Рыжий детина, что стоял у бочки за целовальника,[35] мигом скрылся.
Толпа бросилась на бочку, поставила ее «на попа», и огромный мужик, выскочив вперед, могучим ударом выбил у нее днище.
— Го-го-го! Ой, любо! Братики, и мне! — загоготал пьяный ярыжка, выскочив из-за стола.
В это время в горницу вбежал сам Федька Беспалый. Его лицо было бледно, волосенки растрепаны. Он поднял руки вверх и жалобно завопил:
— Смилуйтесь, люди добрые! Мало ли вам дарового от царя-батюшки выставлено! Почто меня, сиротинку безродного, животишек решаете!
— Угощай во здравие царей! — кричали пьяные голоса.
— Ой, бедная моя головушка!
— Ребята, вали в погреб! У него, собаки, и меды для бояр запасены!
Федька беспомощно замахал руками.
— Добрый воин, помоги! — обратился он к Эхе, — порешат они мое добро, ой, порешат!
— Я вам все покажу. За мной, ребятки! — закричал ярыжка.
— Ой, не слушайте его, оголтелого! — возопил Федька, — сам меда, сам бочки выкачу!
В горнице творилось нечто невообразимое. Размалеванные женщины, скоморохи, гулявшие гости, все присоединились к пьяной ватаге.
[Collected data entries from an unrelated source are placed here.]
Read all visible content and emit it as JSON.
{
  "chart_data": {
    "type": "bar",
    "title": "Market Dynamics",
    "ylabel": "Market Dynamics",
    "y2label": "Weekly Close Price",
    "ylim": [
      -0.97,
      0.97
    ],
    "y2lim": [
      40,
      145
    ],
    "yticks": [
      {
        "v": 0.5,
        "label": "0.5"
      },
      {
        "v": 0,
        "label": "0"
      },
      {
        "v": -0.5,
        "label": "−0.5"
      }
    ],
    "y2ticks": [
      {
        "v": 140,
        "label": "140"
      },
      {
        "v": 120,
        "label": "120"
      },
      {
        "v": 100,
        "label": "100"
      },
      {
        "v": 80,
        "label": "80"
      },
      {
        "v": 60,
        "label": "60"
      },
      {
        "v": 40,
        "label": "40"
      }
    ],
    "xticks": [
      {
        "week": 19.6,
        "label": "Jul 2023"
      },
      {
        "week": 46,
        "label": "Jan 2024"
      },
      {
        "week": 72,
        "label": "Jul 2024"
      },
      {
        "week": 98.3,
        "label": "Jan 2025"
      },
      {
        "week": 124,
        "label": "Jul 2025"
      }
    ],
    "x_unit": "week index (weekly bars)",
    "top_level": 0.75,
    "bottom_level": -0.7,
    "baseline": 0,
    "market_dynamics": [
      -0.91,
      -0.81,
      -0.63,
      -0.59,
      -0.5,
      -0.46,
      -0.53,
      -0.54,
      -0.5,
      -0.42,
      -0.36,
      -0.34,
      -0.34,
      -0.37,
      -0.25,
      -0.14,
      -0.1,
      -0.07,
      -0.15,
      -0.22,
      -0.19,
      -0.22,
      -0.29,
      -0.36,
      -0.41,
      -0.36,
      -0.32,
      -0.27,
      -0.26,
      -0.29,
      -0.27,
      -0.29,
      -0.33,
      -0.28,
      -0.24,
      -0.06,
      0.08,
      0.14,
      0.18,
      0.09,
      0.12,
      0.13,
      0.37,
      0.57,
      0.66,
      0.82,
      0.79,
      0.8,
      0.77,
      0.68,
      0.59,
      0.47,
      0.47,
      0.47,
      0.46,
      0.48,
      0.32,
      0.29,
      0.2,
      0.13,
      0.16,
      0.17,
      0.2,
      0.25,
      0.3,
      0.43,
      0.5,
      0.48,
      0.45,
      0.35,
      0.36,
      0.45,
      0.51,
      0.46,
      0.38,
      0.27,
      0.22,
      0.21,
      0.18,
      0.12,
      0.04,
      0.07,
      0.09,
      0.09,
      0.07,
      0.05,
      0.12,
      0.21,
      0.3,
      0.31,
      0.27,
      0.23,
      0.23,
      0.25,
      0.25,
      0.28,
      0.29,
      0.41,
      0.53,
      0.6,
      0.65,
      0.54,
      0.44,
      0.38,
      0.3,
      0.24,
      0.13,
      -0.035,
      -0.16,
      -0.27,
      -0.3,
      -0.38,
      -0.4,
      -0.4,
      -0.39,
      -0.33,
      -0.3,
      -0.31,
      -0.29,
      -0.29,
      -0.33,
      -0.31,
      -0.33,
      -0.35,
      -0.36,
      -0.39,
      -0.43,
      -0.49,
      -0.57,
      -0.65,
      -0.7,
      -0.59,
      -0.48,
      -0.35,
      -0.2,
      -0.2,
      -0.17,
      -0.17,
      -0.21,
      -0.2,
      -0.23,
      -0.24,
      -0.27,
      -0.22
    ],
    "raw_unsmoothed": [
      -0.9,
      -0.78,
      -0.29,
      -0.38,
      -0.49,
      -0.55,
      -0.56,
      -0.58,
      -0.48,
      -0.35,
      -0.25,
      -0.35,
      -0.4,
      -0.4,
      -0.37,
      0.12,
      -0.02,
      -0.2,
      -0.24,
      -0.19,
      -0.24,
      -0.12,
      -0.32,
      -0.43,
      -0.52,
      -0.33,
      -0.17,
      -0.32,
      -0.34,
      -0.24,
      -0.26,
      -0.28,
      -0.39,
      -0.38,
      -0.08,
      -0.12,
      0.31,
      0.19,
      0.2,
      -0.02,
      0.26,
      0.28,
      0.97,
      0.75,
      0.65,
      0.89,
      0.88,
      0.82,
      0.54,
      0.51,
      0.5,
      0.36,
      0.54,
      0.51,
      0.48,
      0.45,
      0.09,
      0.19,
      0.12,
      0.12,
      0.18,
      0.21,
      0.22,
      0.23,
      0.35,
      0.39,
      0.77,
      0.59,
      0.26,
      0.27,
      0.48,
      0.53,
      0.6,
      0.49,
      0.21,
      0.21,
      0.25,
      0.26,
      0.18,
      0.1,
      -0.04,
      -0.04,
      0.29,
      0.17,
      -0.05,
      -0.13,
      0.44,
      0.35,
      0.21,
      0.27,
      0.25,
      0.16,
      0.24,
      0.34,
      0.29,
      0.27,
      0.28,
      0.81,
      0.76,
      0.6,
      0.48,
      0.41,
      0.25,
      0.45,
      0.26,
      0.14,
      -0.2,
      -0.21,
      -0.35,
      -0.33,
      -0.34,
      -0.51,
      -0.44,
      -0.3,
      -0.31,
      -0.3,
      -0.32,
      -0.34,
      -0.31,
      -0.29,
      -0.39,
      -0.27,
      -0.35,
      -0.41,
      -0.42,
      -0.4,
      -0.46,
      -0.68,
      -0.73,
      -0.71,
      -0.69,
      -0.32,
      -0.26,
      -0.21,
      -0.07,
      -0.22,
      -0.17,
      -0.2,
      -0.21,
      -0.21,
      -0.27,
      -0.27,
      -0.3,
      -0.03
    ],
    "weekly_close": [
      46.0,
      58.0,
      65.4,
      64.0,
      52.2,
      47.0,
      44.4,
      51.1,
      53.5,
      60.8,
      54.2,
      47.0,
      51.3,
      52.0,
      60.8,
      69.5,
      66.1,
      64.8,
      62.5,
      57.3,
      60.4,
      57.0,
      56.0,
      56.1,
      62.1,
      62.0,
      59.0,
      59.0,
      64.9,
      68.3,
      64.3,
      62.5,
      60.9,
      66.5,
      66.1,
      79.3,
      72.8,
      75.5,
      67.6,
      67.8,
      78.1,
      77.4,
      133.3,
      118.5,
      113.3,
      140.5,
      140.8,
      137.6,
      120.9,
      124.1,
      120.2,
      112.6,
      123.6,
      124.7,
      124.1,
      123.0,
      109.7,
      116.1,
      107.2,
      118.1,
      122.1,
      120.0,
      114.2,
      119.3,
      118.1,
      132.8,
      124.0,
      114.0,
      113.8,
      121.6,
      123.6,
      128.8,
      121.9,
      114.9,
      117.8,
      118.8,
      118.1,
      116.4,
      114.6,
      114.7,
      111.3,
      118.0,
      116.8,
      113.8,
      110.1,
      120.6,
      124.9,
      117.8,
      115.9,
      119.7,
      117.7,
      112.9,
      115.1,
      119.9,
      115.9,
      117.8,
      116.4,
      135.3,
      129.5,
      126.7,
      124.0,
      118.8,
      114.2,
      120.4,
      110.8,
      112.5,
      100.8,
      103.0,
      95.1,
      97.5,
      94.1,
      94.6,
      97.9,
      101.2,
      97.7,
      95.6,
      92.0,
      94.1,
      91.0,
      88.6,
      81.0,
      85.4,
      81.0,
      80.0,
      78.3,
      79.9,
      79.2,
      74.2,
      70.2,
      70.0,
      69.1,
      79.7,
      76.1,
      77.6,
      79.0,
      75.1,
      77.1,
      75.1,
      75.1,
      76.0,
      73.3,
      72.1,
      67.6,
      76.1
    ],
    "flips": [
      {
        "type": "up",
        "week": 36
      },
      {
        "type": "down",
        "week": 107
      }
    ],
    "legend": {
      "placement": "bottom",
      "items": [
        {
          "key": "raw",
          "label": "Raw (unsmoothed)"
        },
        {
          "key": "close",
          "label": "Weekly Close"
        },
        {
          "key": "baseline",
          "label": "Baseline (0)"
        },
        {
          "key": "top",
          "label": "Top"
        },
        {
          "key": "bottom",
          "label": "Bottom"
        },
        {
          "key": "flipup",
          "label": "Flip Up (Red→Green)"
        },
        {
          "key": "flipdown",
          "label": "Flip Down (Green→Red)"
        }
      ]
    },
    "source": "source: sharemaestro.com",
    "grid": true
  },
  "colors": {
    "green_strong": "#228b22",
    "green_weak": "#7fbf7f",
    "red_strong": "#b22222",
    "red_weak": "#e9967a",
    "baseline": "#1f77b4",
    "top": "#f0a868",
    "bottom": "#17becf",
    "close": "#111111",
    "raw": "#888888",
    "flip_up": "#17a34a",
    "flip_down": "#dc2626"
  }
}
Иные подле бочки торопились покончить с водкою, другие, открыв рундучок, набивали табаком себе карманы, третьи, обнявшись с женщинами, стремились выбраться за буяном к хозяйскому погребу.
Эхе сразу протрезвился, и у него вдруг выросла и окрепла мысль, раньше едва мелькнувшая в его голове. Он выпрямился во весь свой богатырский рост, положил руку на нож, другою зажал пояс, оберегая деньги, и двинулся в толпу, скучившуюся у дверей. Два ловких поворота плечами — и капитан без труда очутился на дворе, по которому, направляясь к погребу, уже бежало несколько оборванцев.
Эхе быстро перешел двор, обогнул избу и вошел в сад, прямо направляясь к сараю, который подглядел прошлой ночью. При слабом свете летней ночи он скоро увидел его и нашел дверь, запертую висячим замком. Не долго думая, он вынул нож и быстро стал щепать им дерево вокруг пробоя. Скоро пробой уже еле держался. Эхе подложил нож и сильным тычком сорвал пробой, после чего распахнул дверь и вошел в сарай.
В сарае было темно. Смрадный воздух после благоуханий сада закружил ему голову; под ногами зашуршала солома.
— Мальчик, мальчик! — позвал капитан в темноте, чувствуя, что какие-то живые существа возятся в этом смрадном и темном помещении.
— Здесь, дяденька, — пискнул чей-то слабый голос, — ты кто будешь?
— Глупый! Иди сюда! Я тебя увести хочу, — ответил Эхе.
— Дяденька, и меня! Родименький, и меня! И меня, и меня! — слабо зазвенели детские голоса с разных концов, и Эхе в недоумении остановился, разведя руками.
— Постой, дяденька, я огня засвечу! — нашелся один из ребят и, к удивлению капитана, в углу сарая сперва слабо замерцал огонек, потом разожглась и загорелась лучина.
Эхе осторожно прошел в угол, взял лучину и вздрогнул. На клочках гнилой соломы сидел безногий мальчик. Его маленькое лицо было сморщено в кулачок, глазки слезились, и, протягивая лучину Эхе, он олицетворял собою тупую покорность.